Sundance 2023: ‘Run Rabbit Run’: Another Creepy Kid Movie


(Courtesy of The Sundance Institute)

By Zach Anderson, Arts Writer


“Run Rabbit Run,” directed by Daina Reid, follows fertility doctor Sarah (Sarah Snook) and her troubled daughter Mia (Lily LaTorre). After losing her father, Sarah observes her daughter’s increasingly obsessive behavior around people named Joan and Alice. Clearly people Sarah wants to forget about, Mia becomes convinced she’s the reincarnation of Alice and torments her mother with her past traumas.

This Australian psychological horror does great at keeping the audience and Sarah guessing what’s real and what isn’t, with a stellar performance from Snook and probably the best child acting I’ve ever seen from LaTorre.

I was glued to my seat, but performances can only go so far. The last half of the movie repeats the same scene over and over, trying to sell it as a new one each time, much like the genre it wants to be a part of.

Spiral Down the Rabbit Hole

The intrigue and mystery that drives the film’s horror is fairly standard for what you’d expect from a less supernatural, even more indie version of “The Babadook.” However, what truly sells it is the festival-best performance from Snook. She earns every ounce of rapport needed to keep the audience sympathizing with her morally questionable actions, even when they involve hurting her child. She maintains a murderous edge, like a mom about to snap in the grocery store but who doesn’t want to yell with people around.

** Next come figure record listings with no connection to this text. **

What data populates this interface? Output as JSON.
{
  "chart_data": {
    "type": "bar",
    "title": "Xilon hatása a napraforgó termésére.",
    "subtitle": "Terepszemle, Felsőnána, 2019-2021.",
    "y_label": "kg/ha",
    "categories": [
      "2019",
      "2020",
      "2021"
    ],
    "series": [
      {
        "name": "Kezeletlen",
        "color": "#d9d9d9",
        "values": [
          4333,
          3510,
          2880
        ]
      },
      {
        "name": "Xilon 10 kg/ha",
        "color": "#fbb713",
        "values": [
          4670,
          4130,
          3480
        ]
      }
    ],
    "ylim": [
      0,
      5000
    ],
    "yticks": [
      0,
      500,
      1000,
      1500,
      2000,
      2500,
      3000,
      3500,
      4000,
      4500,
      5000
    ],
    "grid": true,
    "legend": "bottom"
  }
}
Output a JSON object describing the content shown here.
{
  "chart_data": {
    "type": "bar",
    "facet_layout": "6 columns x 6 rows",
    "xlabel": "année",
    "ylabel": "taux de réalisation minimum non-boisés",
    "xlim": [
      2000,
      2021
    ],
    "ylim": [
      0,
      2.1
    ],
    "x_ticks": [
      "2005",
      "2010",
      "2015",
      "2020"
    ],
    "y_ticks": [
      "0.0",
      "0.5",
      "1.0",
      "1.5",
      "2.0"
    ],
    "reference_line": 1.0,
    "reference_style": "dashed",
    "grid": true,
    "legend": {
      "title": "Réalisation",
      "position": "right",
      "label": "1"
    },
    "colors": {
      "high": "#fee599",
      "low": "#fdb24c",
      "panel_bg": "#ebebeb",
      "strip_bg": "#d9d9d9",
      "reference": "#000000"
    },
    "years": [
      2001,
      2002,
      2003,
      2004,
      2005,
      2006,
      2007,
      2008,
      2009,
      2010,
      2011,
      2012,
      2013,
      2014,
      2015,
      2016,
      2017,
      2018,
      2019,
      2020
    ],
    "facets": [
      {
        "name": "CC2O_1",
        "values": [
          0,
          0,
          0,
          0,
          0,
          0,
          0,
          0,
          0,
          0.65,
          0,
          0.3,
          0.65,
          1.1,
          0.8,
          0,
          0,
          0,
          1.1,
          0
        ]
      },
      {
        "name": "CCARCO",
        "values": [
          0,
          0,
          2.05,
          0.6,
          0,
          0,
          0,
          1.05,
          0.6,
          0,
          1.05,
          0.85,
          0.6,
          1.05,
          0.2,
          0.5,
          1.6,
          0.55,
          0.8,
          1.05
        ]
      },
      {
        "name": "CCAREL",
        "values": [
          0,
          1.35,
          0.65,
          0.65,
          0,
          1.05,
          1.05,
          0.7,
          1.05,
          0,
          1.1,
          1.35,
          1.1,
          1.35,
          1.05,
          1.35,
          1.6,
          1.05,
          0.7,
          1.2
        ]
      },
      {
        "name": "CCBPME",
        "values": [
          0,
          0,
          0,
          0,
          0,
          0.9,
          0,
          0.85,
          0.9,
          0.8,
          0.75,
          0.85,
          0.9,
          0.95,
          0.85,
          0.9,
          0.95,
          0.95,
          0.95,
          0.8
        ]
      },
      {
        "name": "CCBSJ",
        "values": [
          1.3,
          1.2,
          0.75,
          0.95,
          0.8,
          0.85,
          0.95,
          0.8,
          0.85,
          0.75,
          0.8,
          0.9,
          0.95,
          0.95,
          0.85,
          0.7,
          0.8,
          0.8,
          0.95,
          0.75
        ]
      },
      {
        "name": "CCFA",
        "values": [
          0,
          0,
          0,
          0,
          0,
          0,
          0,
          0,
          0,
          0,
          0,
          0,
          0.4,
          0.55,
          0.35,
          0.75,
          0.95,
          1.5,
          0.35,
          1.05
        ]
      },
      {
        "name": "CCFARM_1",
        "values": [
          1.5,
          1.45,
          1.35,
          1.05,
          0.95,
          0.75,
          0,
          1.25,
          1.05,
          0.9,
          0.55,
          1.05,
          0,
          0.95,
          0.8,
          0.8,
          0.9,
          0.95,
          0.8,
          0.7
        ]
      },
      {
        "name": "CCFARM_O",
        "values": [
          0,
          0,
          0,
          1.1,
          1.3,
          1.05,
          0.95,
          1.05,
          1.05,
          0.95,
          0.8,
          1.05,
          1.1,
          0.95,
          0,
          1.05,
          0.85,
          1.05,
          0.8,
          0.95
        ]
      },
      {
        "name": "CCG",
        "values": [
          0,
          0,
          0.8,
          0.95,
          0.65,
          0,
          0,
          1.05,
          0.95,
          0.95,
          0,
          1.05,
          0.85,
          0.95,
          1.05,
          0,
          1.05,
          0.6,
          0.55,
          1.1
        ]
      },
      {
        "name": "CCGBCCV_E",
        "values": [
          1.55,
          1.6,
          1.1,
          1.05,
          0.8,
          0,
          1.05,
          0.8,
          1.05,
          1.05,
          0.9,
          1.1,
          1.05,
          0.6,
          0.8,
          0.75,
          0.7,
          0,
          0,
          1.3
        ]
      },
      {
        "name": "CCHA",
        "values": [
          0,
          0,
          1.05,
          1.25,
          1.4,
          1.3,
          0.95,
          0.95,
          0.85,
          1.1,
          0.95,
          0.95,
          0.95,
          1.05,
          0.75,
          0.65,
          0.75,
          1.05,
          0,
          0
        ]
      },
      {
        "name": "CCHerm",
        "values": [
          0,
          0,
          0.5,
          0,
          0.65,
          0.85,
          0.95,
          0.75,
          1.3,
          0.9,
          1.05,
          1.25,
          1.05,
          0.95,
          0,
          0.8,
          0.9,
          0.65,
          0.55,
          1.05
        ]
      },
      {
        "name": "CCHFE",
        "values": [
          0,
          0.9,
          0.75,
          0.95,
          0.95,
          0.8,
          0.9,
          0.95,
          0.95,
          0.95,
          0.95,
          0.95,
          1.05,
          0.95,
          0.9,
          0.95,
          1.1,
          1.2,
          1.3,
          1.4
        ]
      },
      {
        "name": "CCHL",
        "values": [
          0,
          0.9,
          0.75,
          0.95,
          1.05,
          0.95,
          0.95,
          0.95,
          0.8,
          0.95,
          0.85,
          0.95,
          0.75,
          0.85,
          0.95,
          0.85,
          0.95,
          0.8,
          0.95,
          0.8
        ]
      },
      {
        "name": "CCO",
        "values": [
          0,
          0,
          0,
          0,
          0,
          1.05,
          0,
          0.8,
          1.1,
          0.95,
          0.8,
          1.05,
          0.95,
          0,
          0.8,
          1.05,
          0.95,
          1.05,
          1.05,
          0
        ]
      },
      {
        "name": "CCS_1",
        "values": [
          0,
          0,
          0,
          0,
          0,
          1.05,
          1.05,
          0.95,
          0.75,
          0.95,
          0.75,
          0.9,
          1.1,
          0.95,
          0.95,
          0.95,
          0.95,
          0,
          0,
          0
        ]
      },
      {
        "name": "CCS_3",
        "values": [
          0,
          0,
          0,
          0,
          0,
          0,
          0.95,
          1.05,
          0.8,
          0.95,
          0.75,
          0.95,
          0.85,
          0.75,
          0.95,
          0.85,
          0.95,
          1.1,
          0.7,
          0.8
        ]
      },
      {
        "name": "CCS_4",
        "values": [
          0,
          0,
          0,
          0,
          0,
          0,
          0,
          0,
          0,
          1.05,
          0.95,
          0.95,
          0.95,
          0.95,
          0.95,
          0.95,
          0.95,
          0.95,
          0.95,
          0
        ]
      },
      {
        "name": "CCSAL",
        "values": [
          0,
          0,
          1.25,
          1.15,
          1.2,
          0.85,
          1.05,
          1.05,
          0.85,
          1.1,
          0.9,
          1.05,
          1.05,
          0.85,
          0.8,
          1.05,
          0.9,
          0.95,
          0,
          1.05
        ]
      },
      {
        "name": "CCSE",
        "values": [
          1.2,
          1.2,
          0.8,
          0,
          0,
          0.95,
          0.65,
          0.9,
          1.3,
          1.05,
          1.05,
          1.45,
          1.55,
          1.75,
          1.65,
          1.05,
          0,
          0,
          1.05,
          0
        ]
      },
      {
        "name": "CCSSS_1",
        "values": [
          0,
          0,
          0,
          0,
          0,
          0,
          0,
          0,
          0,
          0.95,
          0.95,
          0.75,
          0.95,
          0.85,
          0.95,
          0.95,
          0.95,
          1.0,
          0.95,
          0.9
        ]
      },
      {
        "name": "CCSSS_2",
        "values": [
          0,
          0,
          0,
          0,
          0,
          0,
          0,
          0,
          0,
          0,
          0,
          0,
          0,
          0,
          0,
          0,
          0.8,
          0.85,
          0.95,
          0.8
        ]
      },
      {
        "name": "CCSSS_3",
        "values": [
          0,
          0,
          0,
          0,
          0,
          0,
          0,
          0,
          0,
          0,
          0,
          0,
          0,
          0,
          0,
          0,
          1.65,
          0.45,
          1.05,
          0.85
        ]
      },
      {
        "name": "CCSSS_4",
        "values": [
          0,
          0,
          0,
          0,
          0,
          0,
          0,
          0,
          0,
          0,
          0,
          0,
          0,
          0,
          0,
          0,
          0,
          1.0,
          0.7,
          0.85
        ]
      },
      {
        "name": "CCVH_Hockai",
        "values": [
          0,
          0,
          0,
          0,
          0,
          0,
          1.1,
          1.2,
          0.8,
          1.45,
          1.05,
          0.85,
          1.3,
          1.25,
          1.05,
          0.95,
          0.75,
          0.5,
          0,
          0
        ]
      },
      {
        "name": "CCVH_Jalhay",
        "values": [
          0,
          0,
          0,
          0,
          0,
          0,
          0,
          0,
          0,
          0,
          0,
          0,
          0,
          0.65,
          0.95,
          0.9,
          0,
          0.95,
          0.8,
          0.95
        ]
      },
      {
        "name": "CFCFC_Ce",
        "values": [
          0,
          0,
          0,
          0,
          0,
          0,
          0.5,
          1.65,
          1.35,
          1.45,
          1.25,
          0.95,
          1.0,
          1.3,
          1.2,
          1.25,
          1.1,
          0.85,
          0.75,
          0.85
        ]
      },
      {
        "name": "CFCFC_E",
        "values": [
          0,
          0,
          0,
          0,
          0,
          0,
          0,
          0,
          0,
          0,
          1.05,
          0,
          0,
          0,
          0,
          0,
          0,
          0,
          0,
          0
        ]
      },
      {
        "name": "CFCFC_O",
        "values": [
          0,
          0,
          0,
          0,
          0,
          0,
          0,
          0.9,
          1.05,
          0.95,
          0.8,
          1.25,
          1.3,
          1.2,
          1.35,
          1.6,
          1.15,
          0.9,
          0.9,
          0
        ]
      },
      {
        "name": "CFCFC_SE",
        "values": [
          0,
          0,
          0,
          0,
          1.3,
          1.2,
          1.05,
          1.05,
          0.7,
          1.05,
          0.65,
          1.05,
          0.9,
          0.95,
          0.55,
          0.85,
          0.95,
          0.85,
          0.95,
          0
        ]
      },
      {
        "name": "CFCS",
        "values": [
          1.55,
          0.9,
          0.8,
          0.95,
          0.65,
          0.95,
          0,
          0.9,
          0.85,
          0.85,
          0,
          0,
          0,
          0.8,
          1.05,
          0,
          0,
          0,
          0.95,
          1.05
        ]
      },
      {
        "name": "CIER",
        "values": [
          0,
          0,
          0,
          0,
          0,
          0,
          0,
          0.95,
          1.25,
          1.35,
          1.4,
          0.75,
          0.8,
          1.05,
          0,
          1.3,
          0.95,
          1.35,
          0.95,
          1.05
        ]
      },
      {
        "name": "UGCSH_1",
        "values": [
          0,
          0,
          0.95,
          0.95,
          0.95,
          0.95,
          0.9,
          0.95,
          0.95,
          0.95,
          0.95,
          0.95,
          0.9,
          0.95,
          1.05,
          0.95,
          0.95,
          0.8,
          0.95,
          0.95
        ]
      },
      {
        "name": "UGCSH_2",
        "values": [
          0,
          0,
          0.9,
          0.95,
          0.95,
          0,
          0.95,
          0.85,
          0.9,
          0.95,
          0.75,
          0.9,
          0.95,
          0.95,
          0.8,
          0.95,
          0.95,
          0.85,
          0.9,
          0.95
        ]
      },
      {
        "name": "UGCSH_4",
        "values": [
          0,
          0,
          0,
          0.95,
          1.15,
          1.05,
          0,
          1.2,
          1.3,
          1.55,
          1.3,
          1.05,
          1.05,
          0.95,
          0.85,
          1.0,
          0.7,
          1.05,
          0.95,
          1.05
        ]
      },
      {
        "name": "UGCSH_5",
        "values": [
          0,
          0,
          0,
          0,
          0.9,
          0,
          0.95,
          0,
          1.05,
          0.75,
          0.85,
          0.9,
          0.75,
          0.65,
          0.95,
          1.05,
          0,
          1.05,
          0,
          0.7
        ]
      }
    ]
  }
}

Seriously, who wouldn’t go insane with a kid like Mia? LaTorre is far and away the best creepy kid I’ve seen used in this subgenre. She does something not many child actors seem to accomplish: acting like a child. LaTorre touches everything she does with such oblivious innocence and conviction, it’s hard not to believe her when she says she’s been reincarnated. Coupled with Snook’s eagerness to be a good mom, the duo’s chemistry brings scenes that would’ve fallen flat to a tense explosion of uncomfortable emotions.

Around and Around It Goes

Nevertheless, no matter how good the two leads were, they unfortunately can’t outshine the glaring repetitiveness of every single scene. At first, this formula doesn’t seem important. It provides a structure for dead moments with enough versatility that you can’t call a scene boring. However, after first blood is drawn at the midway point, scenes repeat themselves over and over and over. The kid does a spooky thing, the mom gets scared and tells her to stop, the kid says something hurtful like “You’re not my mummy!” and then the mom hurts the kid accidentally.

It also falls into many of the “creepy kid” movie tropes we’ve become all too familiar with: crude, spooky crayon drawings, scary masks, the kid hiding in the shadows — you get the gist. From time to time, I get goosebumps from a well-executed creepy kid, but by and large, this has turned into a lazy trope that just needs to die.

“Run Rabbit Run” conflicts me. I want to recommend it because of the amazing performances and decent camera direction in the first half of the film. However, I also want people to not encourage filmmakers to fall further into uninteresting scene structure and tropes. Guess you’ll decide for yourself. I’m not your mummy, after all.